Transparence - Renforcement de la lutte anti-corruption dans le secteur privé

Publié le lundi, 07 novembre 2022

Victimes et bourreaux en même temps, les entreprises privées ne dérogent pas à la gangrène de la corruption. Face à ce constat, Transparency International – Initiative Madagascar (TI-MG) a lancé, la semaine dernière, l’ « Anticorruption Business Club » ou ABC, un projet innovant qui ambitionne de développer des outils de lutte contre la corruption et de mise en conformité destinées aux entreprises opérant à Madagascar, tels que des sessions de formation et des ressources éducatives, ou encore des opportunités de mise en réseau et d’échanges. 
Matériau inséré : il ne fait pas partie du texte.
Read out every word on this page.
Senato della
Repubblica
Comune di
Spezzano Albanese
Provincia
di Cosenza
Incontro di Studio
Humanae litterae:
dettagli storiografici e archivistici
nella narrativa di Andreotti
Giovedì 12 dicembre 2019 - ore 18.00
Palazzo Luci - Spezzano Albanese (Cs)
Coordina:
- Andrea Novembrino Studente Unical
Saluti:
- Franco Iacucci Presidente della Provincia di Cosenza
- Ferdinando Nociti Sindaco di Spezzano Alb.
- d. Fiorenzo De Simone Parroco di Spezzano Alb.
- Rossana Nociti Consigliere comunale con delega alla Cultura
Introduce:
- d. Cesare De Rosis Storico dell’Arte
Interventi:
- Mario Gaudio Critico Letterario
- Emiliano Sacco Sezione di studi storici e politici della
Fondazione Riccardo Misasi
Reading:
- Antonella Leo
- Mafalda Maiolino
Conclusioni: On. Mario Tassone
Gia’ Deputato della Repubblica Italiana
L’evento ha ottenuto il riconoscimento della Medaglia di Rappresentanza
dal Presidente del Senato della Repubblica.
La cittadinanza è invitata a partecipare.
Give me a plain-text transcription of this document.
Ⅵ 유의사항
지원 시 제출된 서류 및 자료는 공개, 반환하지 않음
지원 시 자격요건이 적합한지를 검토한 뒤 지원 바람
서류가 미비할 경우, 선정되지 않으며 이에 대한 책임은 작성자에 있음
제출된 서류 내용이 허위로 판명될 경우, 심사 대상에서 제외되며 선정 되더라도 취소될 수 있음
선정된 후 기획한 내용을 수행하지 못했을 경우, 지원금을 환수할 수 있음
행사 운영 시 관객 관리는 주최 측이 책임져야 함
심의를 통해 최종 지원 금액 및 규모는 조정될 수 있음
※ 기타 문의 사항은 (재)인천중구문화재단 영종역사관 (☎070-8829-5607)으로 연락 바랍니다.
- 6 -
Au cours de la dernière décennie, les efforts mondiaux pour mettre un frein aux crimes économiques perpétrés dans les pays en développement ont été axés de plus en plus sur le rôle du secteur privé dans la prévention des pots-de-vin et autres actes de corruption. Des mesures incitatives juridiques ont été prises en vertu des lois nationales afin d'encourager les sociétés multinationales dans les pays industrialisés à prévenir les pratiques illégales liées à leurs activités dans les pays en développement. Chacun peut qualifier la corruption comme il veut mais ce qui est sûr, c'est que elle représente un réel frein pour les économies en développement en particulier celles d'Afrique. En effet, la corruption est un fléau coûteux qui constitue l’un des principaux obstacles à la transformation structurelle du continent africain. En effet, certaines études montrent que le secteur privé est aussi impliqué dans ce vice dans les pays en développement. Cependant, l'ambition de réduire, voire de supprimer la corruption dans les pays touchés par celle-ci sera un atout pour ceux-ci afin d'améliorer leurs conditions économiques.

Frein à l’entrepreneuriat

A Madagascar, la corruption représente une barrière à la concurrence et à la libre entreprise, ce qui incite les entreprises du secteur informel à ne pas régulariser leur situation. Le constat est alarmant dans la mesure où la corruption est un obstacle au développement de l’activité des entrepreneurs. Ce problème tend à s’aggraver. Mieux encore, elle quantifie ces contraintes. Certains entrepreneurs estiment qu’une partie du chiffre d’affaires annuel des entreprises doit être payée annuellement aux agents publics sous forme de cadeaux ou autres paiements informels pour que les « choses soient faites ». 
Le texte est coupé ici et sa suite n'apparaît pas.